In Hulst, -uitgeroepen tot de beste gemeente op gebied van het ouderenbeleid, maakt men dat beleid samen met de oudere burgers. Ouderen doen graag mee in het vrijwilligerswerk. Oud en jong gaan samen aan de slag. Juist door te investeren in welzijn kunnen ouderen in Hulst keuzes maken en bijvoorbeeld langer zelfstandig blijven wonen.
En in Enschede, leer ik dat alle uitvoeringsorganisaties met één wijkcoach werken. Die wijkcoach beslist zelfstandig hoe en wanneer in te grijpen bij narigheid. Daar wordt niet eerst vergaderd, de wijkcoach treedt direct op.
In Ermelo staat toegankelijkheid hoog in het vaandel. Daar benadrukken ze vooral het uitblinken van mensen met een beperking. Zet het talent voorop en niet de beperking, is daar het motto.
In Hengelo gaat een collectief aanbod ten principale aan het individuele vooraf. Vanuit een persoongerichte aanpak wordt eerst gekeken naar de mogelijkheden van informele hulp, voordat de professioneel er aan te pas komt. In Alkmaar staat het “Oranje Huis”, waar vrouwen in de opvang op hun eigen kracht worden aangesproken, om zo snel mogelijk weerbaar in de samenleving te staan.
Ik zie hoe het welzijnswerk en de sport elkaar vinden. Weet u nog hoe het daklozenteam van Rotterdam landskampioen werd. Zou Feyenoord dat ooit nog eens evenaren?
Met een paar voorbeelden doe ik vele tekort, want er zijn nog talloze. Geen punt, want u gaat het vandaag in de 48 workshops allemaal meemaken.
De voorbeelden van zonet hebben een paar pregnante kenmerken gemeen. Door die kenmerken te benoemen, kom ik tot mijn visie op Welzijn Nieuwe Stijl. Ik sprak er over met welzijnswerkers, wethouders, gemeenteambtenaren, wetenschappers en de klanten van welzijn. Dat heeft geleid tot wat ik de”bakens’’ zou willen noemen voor de route naar Welzijn Nieuwe Stijl. Aan ons vandaag de mooie taak om die bakens met elkaar verder te verdiepen en uit te werken.
Wat zijn dan die bakens?
Welzijn nieuwe stijl is vraaggericht: Je kijkt daarbij altijd naar de vraag achter de vraag;
-Welzijn Nieuwe Stijl gaat uit van de eigen kracht van de burger en zijn omgeving;
-In Welzijn nieuwe stijl ga je als dat nodig is direct op de problemen af, in welzijn nieuwe stijl passen geen kantoorklerken of bureaucraten.Welzijn Nieuwe Stijl is niet vrijblijvend. Je benoemt de problemen, je definieert de oplossing en je bent resultaat gericht.

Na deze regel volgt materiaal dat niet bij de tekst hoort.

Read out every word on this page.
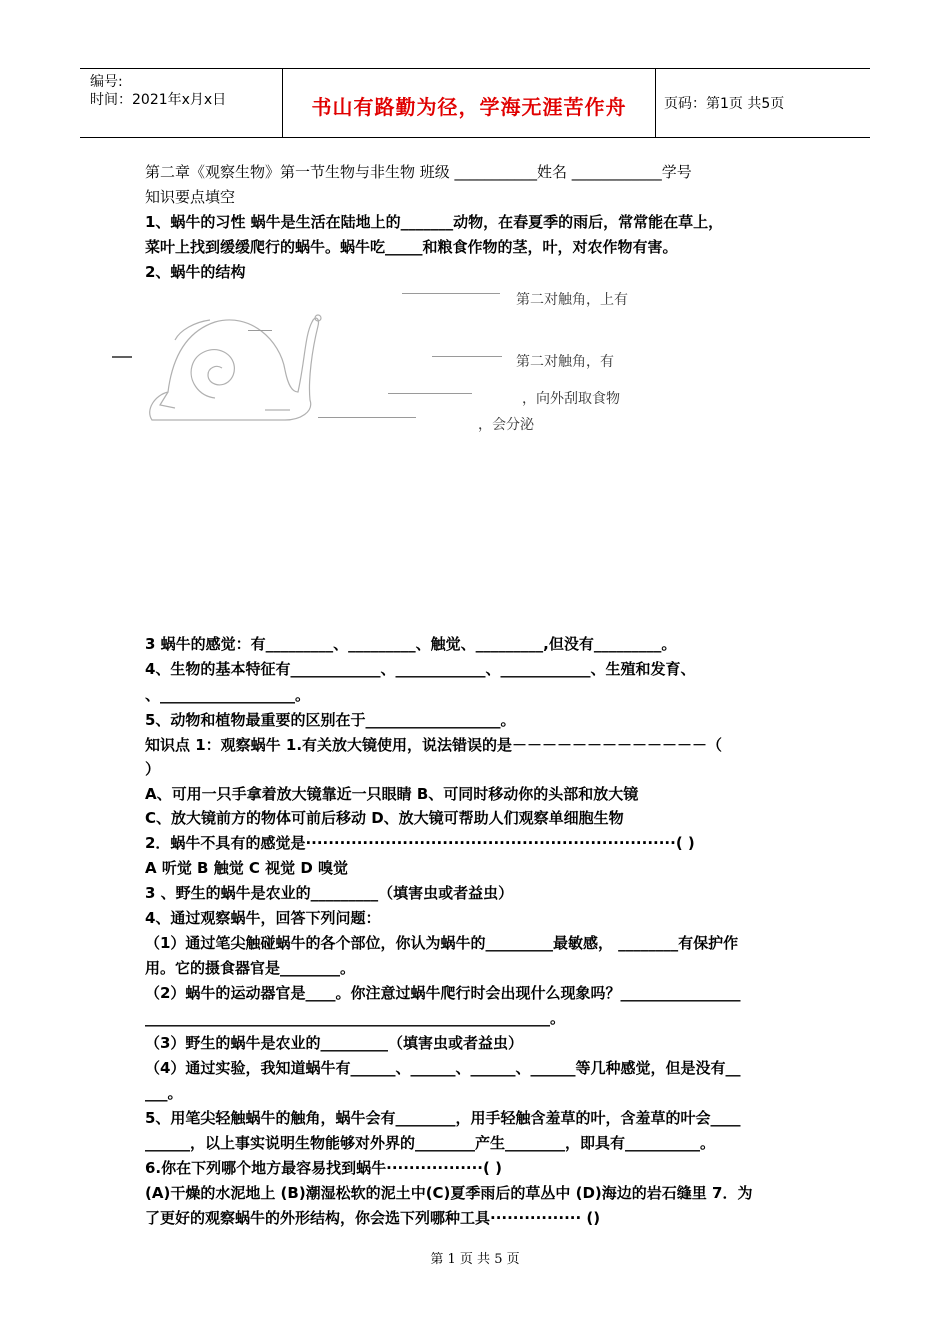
编号:
时间：2021年x月x日	书山有路勤为径，学海无涯苦作舟	页码：第1页 共5页
第二章《观察生物》第一节生物与非生物 班级 ___________姓名 ____________学号
知识要点填空
1、蜗牛的习性 蜗牛是生活在陆地上的_______动物，在春夏季的雨后，常常能在草上，
菜叶上找到缓缓爬行的蜗牛。蜗牛吃_____和粮食作物的茎，叶，对农作物有害。
2、蜗牛的结构
第二对触角，上有
第二对触角，有
，向外刮取食物
，会分泌
3 蜗牛的感觉：有_________、_________、触觉、_________,但没有_________。
4、生物的基本特征有____________、____________、____________、生殖和发育、
、__________________。
5、动物和植物最重要的区别在于__________________。
知识点 1：观察蜗牛 1.有关放大镜使用，说法错误的是－－－－－－－－－－－－－（
）
A、可用一只手拿着放大镜靠近一只眼睛 B、可同时移动你的头部和放大镜
C、放大镜前方的物体可前后移动 D、放大镜可帮助人们观察单细胞生物
2．蜗牛不具有的感觉是·································································( )
A 听觉 B 触觉 C 视觉 D 嗅觉
3 、野生的蜗牛是农业的_________（填害虫或者益虫）
4、通过观察蜗牛，回答下列问题：
（1）通过笔尖触碰蜗牛的各个部位，你认为蜗牛的_________最敏感， ________有保护作
用。它的摄食器官是________。
（2）蜗牛的运动器官是____。你注意过蜗牛爬行时会出现什么现象吗？________________
______________________________________________________。
（3）野生的蜗牛是农业的_________（填害虫或者益虫）
（4）通过实验，我知道蜗牛有______、______、______、______等几种感觉，但是没有__
___。
5、用笔尖轻触蜗牛的触角，蜗牛会有________，用手轻触含羞草的叶，含羞草的叶会____
______，以上事实说明生物能够对外界的________产生________，即具有__________。
6.你在下列哪个地方最容易找到蜗牛·················( )
(A)干燥的水泥地上 (B)潮湿松软的泥土中(C)夏季雨后的草丛中 (D)海边的岩石缝里 7．为
了更好的观察蜗牛的外形结构，你会选下列哪种工具················ ()
第 1 页 共 5 页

In Welzijn Nieuwe Stijl is er vooral ruimte voor de kennis en kunde van de professional. Hij of zij is streetwise. Dus je verstaat de taal van de straat.
Nu mijn kritische noot: Recent onderzoek uitgezet door het Fonds Collectieve Belangen uit de welzijnsbranche laat zien dat in één derde van de gemeenten “het welzijn” en de gemeente goed met elkaar aan de slag zijn. In twee derde van de gemeenten is dat dus nog niet het geval. Daar is nog veel werk te verzetten.
Uit een onderzoek van Movisie rolt als rapportcijfer voor de doorontwikkeling van de Wmo een zes.
Laat ik op dit punt helder zijn. Ik ga niet voor een zesje en ik ben ervan overtuigd u ook niet. We gaan met elkaar voor een dikke negen. De vraag is dan wel wat daarvoor moet gebeuren.
Ik wil twee punten noemen:
ten eerste de relatie tussen de gemeenten en het welzijnswerk
ten tweede de kwaliteit van het welzijnswerk.
Niet alleen uit onderzoek, maar ook uit gesprekken met wethouders en welzijnsorganisaties leer ik dat de onderlinge verhoudingen schokkend vaak slecht zijn. Juist waar samen optrekken geboden is, loopt de samenwerking slecht. Dat is dus niet goed. Verwijten over en weer zijn natuurlijk snel en gemakkelijk gemaakt, maar daar komen we geen steek verder mee.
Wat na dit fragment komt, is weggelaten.